The Grateful Dead’s Bill Kreutzmann and Jerry Garcia’s on Ticket Scalping

Kreutzmann: I hate that scalping thing. It's one of my pet peeves. It's legal robbery. There should be a law against it. I'm not going to mention names, but the bigwigs in the business, the promoters—whatever you want to call them—one of them now owns a ticket company, and they were going to try to take a whole lot of tickets and scalp them, and we got them to stop that. It's asking our fans to pay too much money for something that really should almost be free. Garcia always said, “Music is so good for you, it should be free.” That's a famous Jerry quote. It's a sore subject with me. Our ticket prices are 80 bucks, and that seems like a fortune to me. I mean, in today's market, “Am I buying food for my family or gas? Am I taking my kids to school, or am I buying outrageously expensive tickets?” It doesn't make much sense to me.

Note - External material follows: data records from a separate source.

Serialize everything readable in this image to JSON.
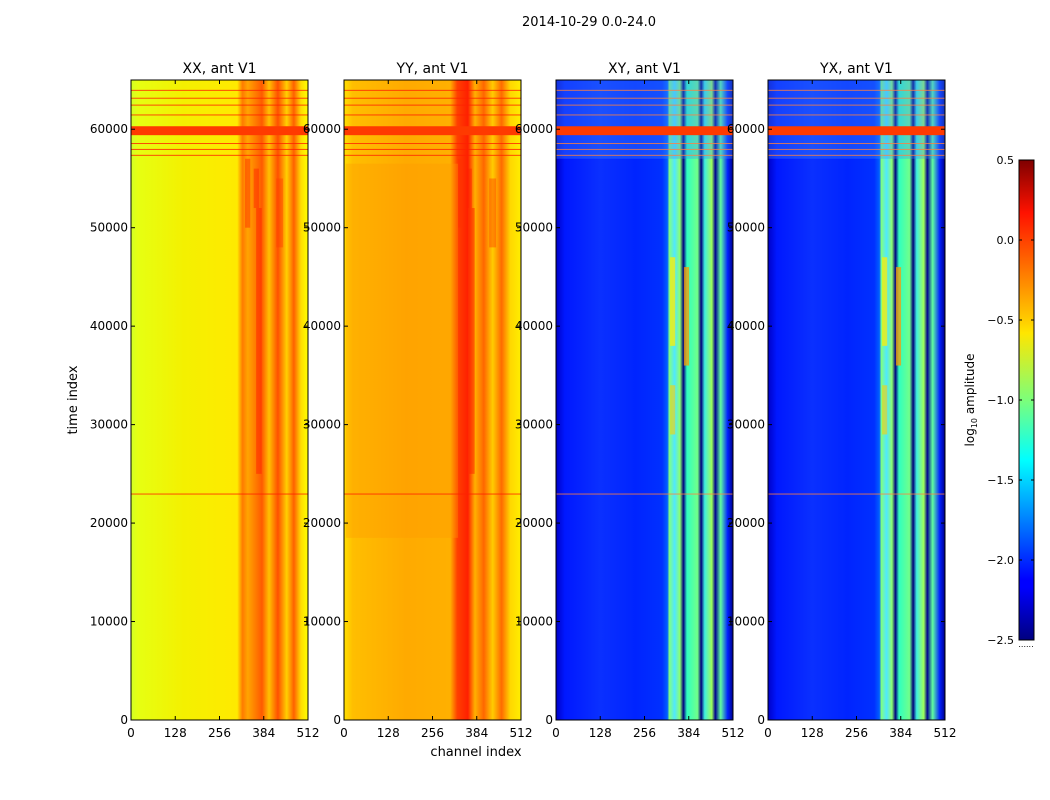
{
  "chart_data": {
    "type": "heatmap",
    "suptitle": "2014-10-29 0.0-24.0",
    "xlabel": "channel index",
    "ylabel": "time index",
    "xlim": [
      0,
      512
    ],
    "ylim": [
      0,
      65000
    ],
    "xticks": [
      0,
      128,
      256,
      384,
      512
    ],
    "yticks": [
      0,
      10000,
      20000,
      30000,
      40000,
      50000,
      60000
    ],
    "panels": [
      {
        "title": "XX, ant V1",
        "kind": "auto"
      },
      {
        "title": "YY, ant V1",
        "kind": "auto"
      },
      {
        "title": "XY, ant V1",
        "kind": "cross"
      },
      {
        "title": "YX, ant V1",
        "kind": "cross"
      }
    ],
    "colorbar": {
      "label": "log10 amplitude",
      "label_main": "log",
      "label_sub": "10",
      "label_rest": " amplitude",
      "min": -2.5,
      "max": 0.5,
      "ticks": [
        0.5,
        0.0,
        -0.5,
        -1.0,
        -1.5,
        -2.0,
        -2.5
      ],
      "tick_labels": [
        "0.5",
        "0.0",
        "−0.5",
        "−1.0",
        "−1.5",
        "−2.0",
        "−2.5"
      ],
      "colormap": "jet"
    }
  }
}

Crawdaddy!: What did the band do to curb that?

Kreutzmann: They were going to scalp a very high number of tickets, and we cut it way, way down. The whole idea is that you're taking money from people that you shouldn't be taking money from. You want to give them something. It's simple. We got ’em to bring back a whole lot of the tickets. Way more than half. So we did a pretty good job with them.